28.06.2016 - Lesezeit: 3 Minuten

AutorIn

Paul Luiki

Partner

Am 23.6.2016 haben sich die Briten, für viele trotz der stattgefundenen Umfragen überraschend, für den Austritt Großbritanniens aus der EU entschieden, was weitreichende wirtschaftliche und rechtliche Konsequenzen mit sich bringen wird. Der Austritt selbst wurde durch das abgehaltene Referendum allerdings noch nicht vollzogen; vielmehr wird es aller Voraussicht nach ab dem offiziellen Einreichen des Austrittswunsches zumindest zwei Jahre an Verhandlungen mit den übrigen EU-Mitgliedsstaaten benötigen, bevor ein Austrittsabkommen abgeschlossen und der Austritt dadurch rechtlich tatsächlich durchgeführt wird.

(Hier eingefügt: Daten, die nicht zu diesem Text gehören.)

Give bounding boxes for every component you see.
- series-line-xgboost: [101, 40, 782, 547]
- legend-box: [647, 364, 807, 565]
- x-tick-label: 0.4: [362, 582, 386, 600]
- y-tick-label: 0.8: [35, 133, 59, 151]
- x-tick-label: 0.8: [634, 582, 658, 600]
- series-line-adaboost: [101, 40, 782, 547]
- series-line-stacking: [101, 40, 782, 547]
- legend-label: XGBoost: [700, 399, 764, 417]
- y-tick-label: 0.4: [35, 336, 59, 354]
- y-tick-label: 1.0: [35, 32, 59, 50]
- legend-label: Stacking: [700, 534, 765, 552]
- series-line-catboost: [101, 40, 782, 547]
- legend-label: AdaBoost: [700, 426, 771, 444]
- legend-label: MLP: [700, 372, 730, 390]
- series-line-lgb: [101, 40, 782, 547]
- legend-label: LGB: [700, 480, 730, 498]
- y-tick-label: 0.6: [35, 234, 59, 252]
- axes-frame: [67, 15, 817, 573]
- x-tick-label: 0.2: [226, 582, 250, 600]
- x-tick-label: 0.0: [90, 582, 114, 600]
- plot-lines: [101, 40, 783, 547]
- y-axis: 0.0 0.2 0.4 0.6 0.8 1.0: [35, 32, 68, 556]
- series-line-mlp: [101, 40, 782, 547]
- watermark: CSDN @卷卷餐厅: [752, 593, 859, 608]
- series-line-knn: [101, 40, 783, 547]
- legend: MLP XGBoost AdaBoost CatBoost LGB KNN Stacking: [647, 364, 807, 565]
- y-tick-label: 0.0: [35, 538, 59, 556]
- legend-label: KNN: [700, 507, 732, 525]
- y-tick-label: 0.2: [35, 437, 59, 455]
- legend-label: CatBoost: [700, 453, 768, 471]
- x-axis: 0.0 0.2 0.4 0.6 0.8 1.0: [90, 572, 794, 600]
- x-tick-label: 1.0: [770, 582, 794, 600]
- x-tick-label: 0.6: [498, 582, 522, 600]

Sofern sich die EU und Großbritannien nicht auf eine (teilweise) Weitergeltung von Unionsrecht einigen (im Austrittsübereinkommen ist auch der Rahmen über die “künftigen Beziehungen eines Staates zur Union” zu berücksichtigen), tritt das gesamte primäre und sekundäre Unionsrecht automatisch mit dem Wirksamwerden des Austritts außer Kraft. Innerstaatliches britisches Recht, das der Umsetzung von Unionsrecht dient, bleibt, solange es nicht geändert wird, auch nach dem Austritt weiter in Kraft; es ist derzeit jedoch nicht vorhersehbar, inwieweit und innerhalb welchen Zeitrahmens sich auch das innerstaatliche britische Recht nach dem vollzogenen Austritt ändern wird. Die Auswirkungen auf Verträge und Geschäftsbeziehungen sind daher zum jetzigen Zeitpunkt noch in vielen Punkten unklar; der Brexit bringt aber jedenfalls erhebliche Vertragsrisiken mit sich.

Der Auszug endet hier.